Reactions and mechanistic information are other cases. Chemists would be unlikely to use the unusual forms of carboxylic acid and nitro groups except in a reaction mechanism, and if such forms were used in a reaction, they probably should be registered unchanged. What is recorded in a reaction and what is put in a corporate registry are not necessarily the same. Symyx recommends registering the reaction as drawn, and also registering the structures after normalization, so that searching for what was done works, and queries that follow corporate business rules also work.

Some of the companies in this article provide software for systematic naming of compounds. Such software must be able to name any structure that is input; tautomerism is to some extent a non-issue. If the software can generate all tautomers it should be able to name all tautomers, should the user really want extra names in addition to the one for the input structure. If the software also has an algorithm for deriving a preferred tautomer, then it can name a preferred tautomer as well. The subject of chemical nomenclature is very complex and is outside the scope of this article. Registration approaches are discussed in this section in alphabetical order of vendor.

Accelrys

In a registration system built using Accelrys’s Pipeline Pilot, using the Pipeline Pilot Chemistry Cartridge to provide structure indexing and searching, there are two potential ways to recognize different tautomeric forms that may already be present in a database. In the first, the registration protocol takes the input molecule, enumerates all possible tautomeric forms of that molecule and stores all of these in an SDfile (along with the original input structure) as a single row in the database. In the second, the registration protocol calculates and stores the canonical tautomer for each molecule being registered into the database.
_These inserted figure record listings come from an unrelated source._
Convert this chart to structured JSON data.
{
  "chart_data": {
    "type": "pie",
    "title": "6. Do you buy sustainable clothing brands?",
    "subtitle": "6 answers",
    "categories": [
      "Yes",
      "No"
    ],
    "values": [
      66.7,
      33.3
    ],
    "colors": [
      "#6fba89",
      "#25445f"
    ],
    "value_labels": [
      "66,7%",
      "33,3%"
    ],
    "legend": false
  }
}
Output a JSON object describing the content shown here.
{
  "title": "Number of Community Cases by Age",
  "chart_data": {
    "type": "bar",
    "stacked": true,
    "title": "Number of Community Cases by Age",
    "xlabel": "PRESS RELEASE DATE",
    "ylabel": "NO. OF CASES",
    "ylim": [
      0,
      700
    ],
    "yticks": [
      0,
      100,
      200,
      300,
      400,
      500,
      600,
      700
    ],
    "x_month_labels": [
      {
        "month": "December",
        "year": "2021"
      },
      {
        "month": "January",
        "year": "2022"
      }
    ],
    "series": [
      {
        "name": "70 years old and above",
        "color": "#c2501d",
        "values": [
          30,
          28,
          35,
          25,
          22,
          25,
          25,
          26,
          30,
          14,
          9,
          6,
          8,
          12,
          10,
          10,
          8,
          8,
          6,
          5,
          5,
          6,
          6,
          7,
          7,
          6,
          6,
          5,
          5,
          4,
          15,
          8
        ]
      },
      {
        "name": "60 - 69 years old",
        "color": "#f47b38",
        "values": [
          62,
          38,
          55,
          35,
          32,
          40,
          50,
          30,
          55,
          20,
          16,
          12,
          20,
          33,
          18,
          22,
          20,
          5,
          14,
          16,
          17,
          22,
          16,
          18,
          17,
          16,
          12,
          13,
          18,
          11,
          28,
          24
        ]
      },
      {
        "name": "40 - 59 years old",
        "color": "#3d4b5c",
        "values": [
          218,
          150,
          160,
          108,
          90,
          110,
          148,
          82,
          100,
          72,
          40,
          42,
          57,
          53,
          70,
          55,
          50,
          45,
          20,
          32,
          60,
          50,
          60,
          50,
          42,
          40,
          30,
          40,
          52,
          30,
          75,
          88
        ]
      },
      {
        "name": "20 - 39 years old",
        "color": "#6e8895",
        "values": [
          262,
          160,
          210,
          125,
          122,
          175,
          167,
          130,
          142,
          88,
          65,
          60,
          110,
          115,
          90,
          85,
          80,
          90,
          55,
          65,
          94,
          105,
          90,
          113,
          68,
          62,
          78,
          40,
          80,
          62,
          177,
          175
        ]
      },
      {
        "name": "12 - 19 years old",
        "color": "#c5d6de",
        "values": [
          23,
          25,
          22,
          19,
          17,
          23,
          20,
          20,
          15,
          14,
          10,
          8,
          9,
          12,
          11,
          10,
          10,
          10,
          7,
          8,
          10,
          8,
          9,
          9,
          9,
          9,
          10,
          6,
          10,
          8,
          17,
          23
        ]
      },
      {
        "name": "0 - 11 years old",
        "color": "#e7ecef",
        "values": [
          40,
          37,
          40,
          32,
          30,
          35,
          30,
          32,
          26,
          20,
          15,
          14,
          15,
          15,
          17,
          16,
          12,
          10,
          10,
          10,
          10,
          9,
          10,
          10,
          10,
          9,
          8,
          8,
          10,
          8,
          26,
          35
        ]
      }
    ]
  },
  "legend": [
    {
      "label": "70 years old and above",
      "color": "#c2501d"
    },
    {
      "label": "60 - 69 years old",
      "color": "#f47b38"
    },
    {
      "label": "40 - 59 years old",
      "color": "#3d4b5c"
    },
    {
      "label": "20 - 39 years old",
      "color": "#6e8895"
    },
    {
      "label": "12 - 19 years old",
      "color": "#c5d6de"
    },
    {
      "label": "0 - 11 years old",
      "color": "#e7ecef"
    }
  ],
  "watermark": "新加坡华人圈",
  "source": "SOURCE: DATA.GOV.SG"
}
The componentized nature of Pipeline Pilot makes it possible for users to configure the system to support the tautomeric matching behavior that their business rules require. The Enumerate Tautomers component in Pipeline Pilot takes input molecules and can enumerate all possible tautomers or it can convert the molecule to a canonical tautomer. The tautomer algorithm that the component uses is based on that of Sayle and Delany [37].

ACD/Labs

ACD/Labs software stores structures in the database as specific (fixed) tautomeric forms. The tautomer recognition tool generates possible tautomeric forms for a given structure according to a set of rules, estimates a preference for each specific form and ranks them as major, minor, or conditions dependent. For registration the software allows the user to choose the tautomeric form to store, but since the tautomer module is aimed at generation of preferred form(s), if a particular form is recognized as the major one, minor forms are not proposed for registration.